Louise Michel, Sarah Bernardt et Marie Curie

Dilili est une petite Kanak d’une dizaine d’années, qui a été amenée à Paris, (on le devine plus que cela nous est expliqué lors de la scène d’introduction), afin d’animer le jardin d’acclimatation, avec d’autres membres de sa « tribu ». Cette première scène surprend déjà d’entrée, et fait écho au superbe documentaire  « Sauvages au coeur des zoos humains », diffusé par Arte le 28 septembre. https://www.arte.tv/fr/videos/067797-000-A/sauvages-au-coeur-des-zoos-humains/

Une manière pour Michel ocelot de donner le ton de son film, avec un message que l’on devine en filigrane, comme si le réalisateur lui-même nous avait avoué : « si nous allons passer un bon moment ensemble dans un film que j’ai voulu pour adultes et enfants, sachez que je ne laisserai pas de côté la triste réalité qui existait alors en France et en Europe ».


Cette scène est cependant vite évacuée (trop vite?), et le jeune Orel, livreur en triporteur, qui a repéré la jolie demoiselle, lui donne rendez-vous le soir à l'extérieur du jardin. De là va découler une enquête extravagante où il s'agira de démanteler le réseau des Malmaîtres, association de malfaiteurs procédant à l'enlèvement de petites filles.

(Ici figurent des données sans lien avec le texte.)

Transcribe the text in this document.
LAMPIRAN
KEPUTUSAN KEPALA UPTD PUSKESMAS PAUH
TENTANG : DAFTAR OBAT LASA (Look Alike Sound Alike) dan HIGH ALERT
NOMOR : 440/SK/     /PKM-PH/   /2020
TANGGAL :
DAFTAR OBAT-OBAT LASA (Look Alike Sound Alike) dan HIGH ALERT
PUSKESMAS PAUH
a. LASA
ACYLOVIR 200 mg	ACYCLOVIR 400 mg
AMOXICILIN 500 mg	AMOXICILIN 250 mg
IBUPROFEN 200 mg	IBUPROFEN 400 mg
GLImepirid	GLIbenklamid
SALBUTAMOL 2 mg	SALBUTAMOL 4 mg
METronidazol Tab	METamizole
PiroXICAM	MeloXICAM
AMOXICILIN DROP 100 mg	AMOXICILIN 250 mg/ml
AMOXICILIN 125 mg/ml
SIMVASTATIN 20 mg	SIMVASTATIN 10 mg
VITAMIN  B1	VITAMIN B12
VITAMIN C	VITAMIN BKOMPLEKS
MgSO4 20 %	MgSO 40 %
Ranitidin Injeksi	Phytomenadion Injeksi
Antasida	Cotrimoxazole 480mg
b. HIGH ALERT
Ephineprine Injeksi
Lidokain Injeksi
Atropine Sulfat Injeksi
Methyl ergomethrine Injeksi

Le fait que Dilili puisse ainsi devenir une héroïne, en dehors du jardin, apparaît en soit comme une situation assez improbable en réalité, d'autant plus que la demoiselle est habillée en princesse, parle un Français lettré, (elle aurait eu Louise Michel comme professeure), et se déplace en carrosse. Si c'est une manière pour le réalisateur de bien montrer (ou plutôt démonter) la triste réalité d'alors, où l'on fait passer des kanaks (donc des français) pour des sauvages, réduits à jouer des scènes quotidiennes dans un village « traditionnel » reconstitué, cela marque plus sûrement le début du film dans son aspect fictionnel, et onirique. Dés lors, on comprend (à la toute fin), après avoir suivi les aventures merveilleuses, quoi que rocambolesques de Dilii et ses amis, que tout cela n'était pas vraiment réel, et permettait de mieux faire passer la pilule, pour les publics enfants que nous sommes tous…

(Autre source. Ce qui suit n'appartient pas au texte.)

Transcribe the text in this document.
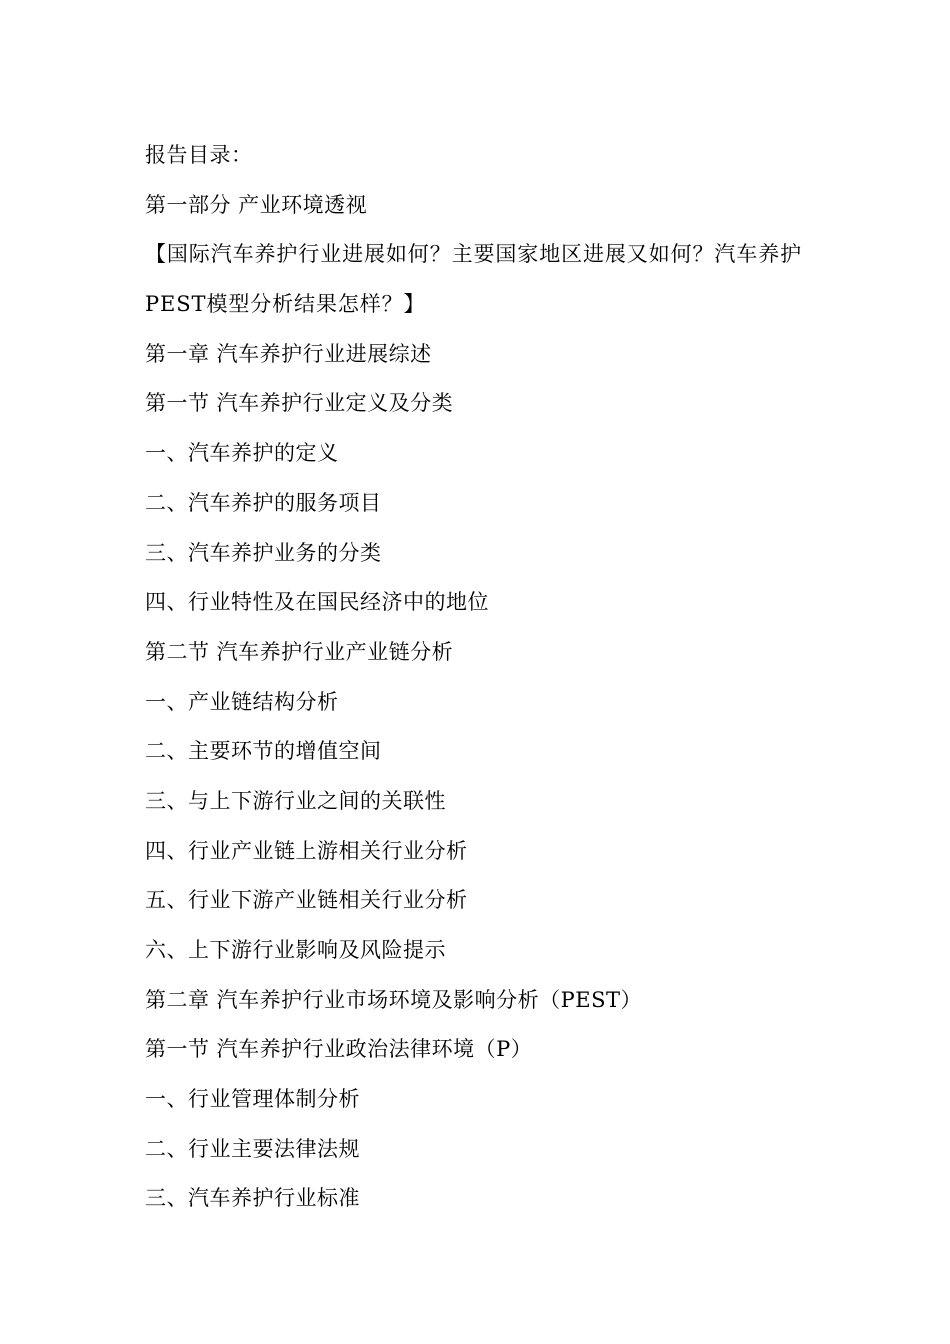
报告目录：
第一部分 产业环境透视
【国际汽车养护行业进展如何？主要国家地区进展又如何？汽车养护PEST模型分析结果怎样？】
第一章 汽车养护行业进展综述
第一节 汽车养护行业定义及分类
一、汽车养护的定义
二、汽车养护的服务项目
三、汽车养护业务的分类
四、行业特性及在国民经济中的地位
第二节 汽车养护行业产业链分析
一、产业链结构分析
二、主要环节的增值空间
三、与上下游行业之间的关联性
四、行业产业链上游相关行业分析
五、行业下游产业链相关行业分析
六、上下游行业影响及风险提示
第二章 汽车养护行业市场环境及影响分析（PEST）
第一节 汽车养护行业政治法律环境（P）
一、行业管理体制分析
二、行业主要法律法规
三、汽车养护行业标准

Mais, au delà de ce « détail » qui a son importance, Michel ocelot, s'il réussi à nous entrainer dans un récit d'aventure exaltant au coeur des quartiers les plus symboliques de Paris (la butte Montmartre, la place des Vosges, l'opéra, les égouts…) ne manque pas de truffer son film de points où son engagement humaniste ressort avec force. On note en particulier la dénonciation de l'esclavagisme et la place des femmes dans la société (terribles scènes dans les égouts avec les « quatre pattes », faisant immanquablement penser au sort réservé aujourd'hui aux  femmes dans l'état islamique, ou la corruption des élites et de la police.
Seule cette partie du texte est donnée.